The post-1945 period offered Glaswegians the prospect of modernity and technological innovation. A sign of changing times came in 1952 when the BBC started television broadcasting from Queen Margaret Drive. Television was rather old technology, having been pioneered during the 1920s by the Helensburgh-born electrical engineer, John Logie Baird (1888-1946). However, its 1950s transformation into a viable news and entertainment medium fundamentally altered domestic lifestyles. A Glasgow-based commercial rival to the BBC, Scottish Television (STV), opened in 1955.

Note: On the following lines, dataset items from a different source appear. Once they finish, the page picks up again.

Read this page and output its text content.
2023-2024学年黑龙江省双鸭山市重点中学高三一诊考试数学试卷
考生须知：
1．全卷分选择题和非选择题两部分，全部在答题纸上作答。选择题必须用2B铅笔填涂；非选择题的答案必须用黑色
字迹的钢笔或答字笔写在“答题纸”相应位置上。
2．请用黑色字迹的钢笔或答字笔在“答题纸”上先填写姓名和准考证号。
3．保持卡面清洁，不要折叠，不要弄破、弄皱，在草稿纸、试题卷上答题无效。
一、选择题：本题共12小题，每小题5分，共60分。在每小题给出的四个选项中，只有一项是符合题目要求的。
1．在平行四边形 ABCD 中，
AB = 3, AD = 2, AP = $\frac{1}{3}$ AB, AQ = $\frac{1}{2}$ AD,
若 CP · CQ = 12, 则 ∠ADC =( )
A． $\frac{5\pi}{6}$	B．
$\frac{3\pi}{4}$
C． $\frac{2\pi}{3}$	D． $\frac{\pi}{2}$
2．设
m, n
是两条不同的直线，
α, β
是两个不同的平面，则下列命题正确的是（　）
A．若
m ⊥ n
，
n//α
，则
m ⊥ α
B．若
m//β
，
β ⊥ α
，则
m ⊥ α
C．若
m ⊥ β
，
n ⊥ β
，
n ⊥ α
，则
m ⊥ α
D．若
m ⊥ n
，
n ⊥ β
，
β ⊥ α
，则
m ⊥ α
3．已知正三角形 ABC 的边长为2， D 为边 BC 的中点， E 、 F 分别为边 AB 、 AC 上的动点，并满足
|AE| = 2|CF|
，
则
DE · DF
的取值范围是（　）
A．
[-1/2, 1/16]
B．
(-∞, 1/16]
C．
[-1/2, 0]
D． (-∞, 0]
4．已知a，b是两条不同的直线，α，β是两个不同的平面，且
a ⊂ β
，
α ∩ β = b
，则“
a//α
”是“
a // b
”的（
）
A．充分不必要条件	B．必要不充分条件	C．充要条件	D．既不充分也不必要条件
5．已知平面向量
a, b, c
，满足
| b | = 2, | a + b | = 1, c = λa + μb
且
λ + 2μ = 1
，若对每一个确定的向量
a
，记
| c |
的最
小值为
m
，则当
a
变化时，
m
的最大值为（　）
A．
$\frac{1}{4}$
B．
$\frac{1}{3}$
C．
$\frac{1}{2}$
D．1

Reflecting 'space age' scientific advances, computer technology was harnessed as an aid to industry and commerce. In 1957 the University of Glasgow acquired what was only Scotland's third computer and two years later opened a computing research laboratory. The University of Strathclyde's Department of Computer Science was created in 1967. The early computers were expensive monsters of hardware, operated through a complex system of diodes, valves and wiring. Nor were they part of the general office environment, where the most advanced development was usually the replacement of manual with electric typewriters. Other equipment could be primitive. As a very young office junior in Glasgow during the 1960s, this writer recalls being confronted for the first time by a photocopier. The operator gingerly manipulated liquid chemicals, making sure that there was the right balance in order to reproduce a solitary page.

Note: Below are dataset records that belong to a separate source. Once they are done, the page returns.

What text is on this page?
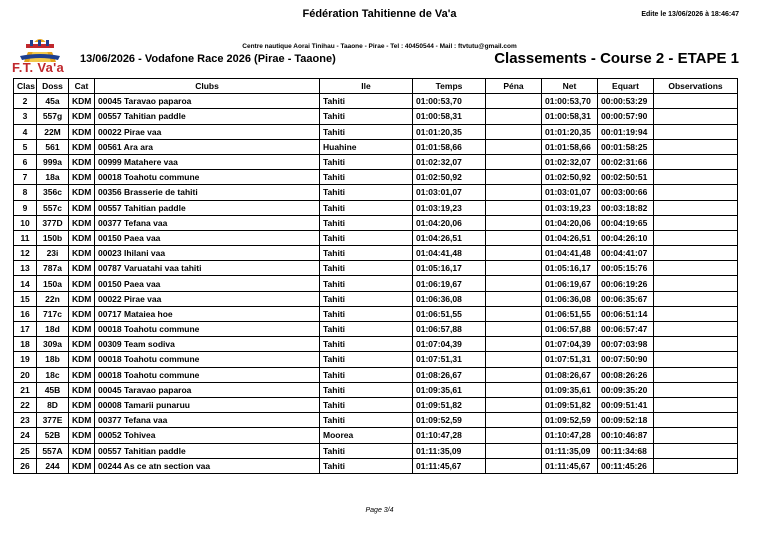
F.T. Va'a
Fédération Tahitienne de Va'a	Edite le 13/06/2026 à 18:46:47
Centre nautique Aorai Tinihau - Taaone - Pirae - Tel : 40450544 - Mail : ftvtutu@gmail.com
13/06/2026 - Vodafone Race 2026 (Pirae - Taaone)	Classements - Course 2 - ETAPE 1
Clas	Doss	Cat	Clubs	Ile	Temps	Péna	Net	Equart	Observations
2	45a	KDM	00045 Taravao paparoa	Tahiti	01:00:53,70		01:00:53,70	00:00:53:29	
3	557g	KDM	00557 Tahitian paddle	Tahiti	01:00:58,31		01:00:58,31	00:00:57:90	
4	22M	KDM	00022 Pirae vaa	Tahiti	01:01:20,35		01:01:20,35	00:01:19:94	
5	561	KDM	00561 Ara ara	Huahine	01:01:58,66		01:01:58,66	00:01:58:25	
6	999a	KDM	00999 Matahere vaa	Tahiti	01:02:32,07		01:02:32,07	00:02:31:66	
7	18a	KDM	00018 Toahotu commune	Tahiti	01:02:50,92		01:02:50,92	00:02:50:51	
8	356c	KDM	00356 Brasserie de tahiti	Tahiti	01:03:01,07		01:03:01,07	00:03:00:66	
9	557c	KDM	00557 Tahitian paddle	Tahiti	01:03:19,23		01:03:19,23	00:03:18:82	
10	377D	KDM	00377 Tefana vaa	Tahiti	01:04:20,06		01:04:20,06	00:04:19:65	
11	150b	KDM	00150 Paea vaa	Tahiti	01:04:26,51		01:04:26,51	00:04:26:10	
12	23i	KDM	00023 Ihilani vaa	Tahiti	01:04:41,48		01:04:41,48	00:04:41:07	
13	787a	KDM	00787 Varuatahi vaa tahiti	Tahiti	01:05:16,17		01:05:16,17	00:05:15:76	
14	150a	KDM	00150 Paea vaa	Tahiti	01:06:19,67		01:06:19,67	00:06:19:26	
15	22n	KDM	00022 Pirae vaa	Tahiti	01:06:36,08		01:06:36,08	00:06:35:67	
16	717c	KDM	00717 Mataiea hoe	Tahiti	01:06:51,55		01:06:51,55	00:06:51:14	
17	18d	KDM	00018 Toahotu commune	Tahiti	01:06:57,88		01:06:57,88	00:06:57:47	
18	309a	KDM	00309 Team sodiva	Tahiti	01:07:04,39		01:07:04,39	00:07:03:98	
19	18b	KDM	00018 Toahotu commune	Tahiti	01:07:51,31		01:07:51,31	00:07:50:90	
20	18c	KDM	00018 Toahotu commune	Tahiti	01:08:26,67		01:08:26,67	00:08:26:26	
21	45B	KDM	00045 Taravao paparoa	Tahiti	01:09:35,61		01:09:35,61	00:09:35:20	
22	8D	KDM	00008 Tamarii punaruu	Tahiti	01:09:51,82		01:09:51,82	00:09:51:41	
23	377E	KDM	00377 Tefana vaa	Tahiti	01:09:52,59		01:09:52,59	00:09:52:18	
24	52B	KDM	00052 Tohivea	Moorea	01:10:47,28		01:10:47,28	00:10:46:87	
25	557A	KDM	00557 Tahitian paddle	Tahiti	01:11:35,09		01:11:35,09	00:11:34:68	
26	244	KDM	00244 As ce atn section vaa	Tahiti	01:11:45,67		01:11:45,67	00:11:45:26	
Page 3/4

Technology became more sophisticated during the 1970s as the components involved in electronics production were reduced in size. The micro-chip metamorphosed computers into desk-top devices that could be networked via a server. Certain work practices altered radically because of the advances in graphics and word-processing. For instance, computerised typesetting and photocomposition replaced traditional skills in the printing trade, lowering costs and reducing the workforce. This was one reason why the tabloid Sun newspaper was able to print a Scottish edition at Kinning Park from 1986. At the same time developments in satellite technology allowed radio, television and telephone signals to be transmitted more swiftly around the world. During the 1990s the mobile phone and the Internet revolutionised communications because of their accessibility. The continuing importance of new technology is currently exemplified by the concept of City Science, Glasgow's central district where companies at the cutting edge of research and development are being encouraged to locate.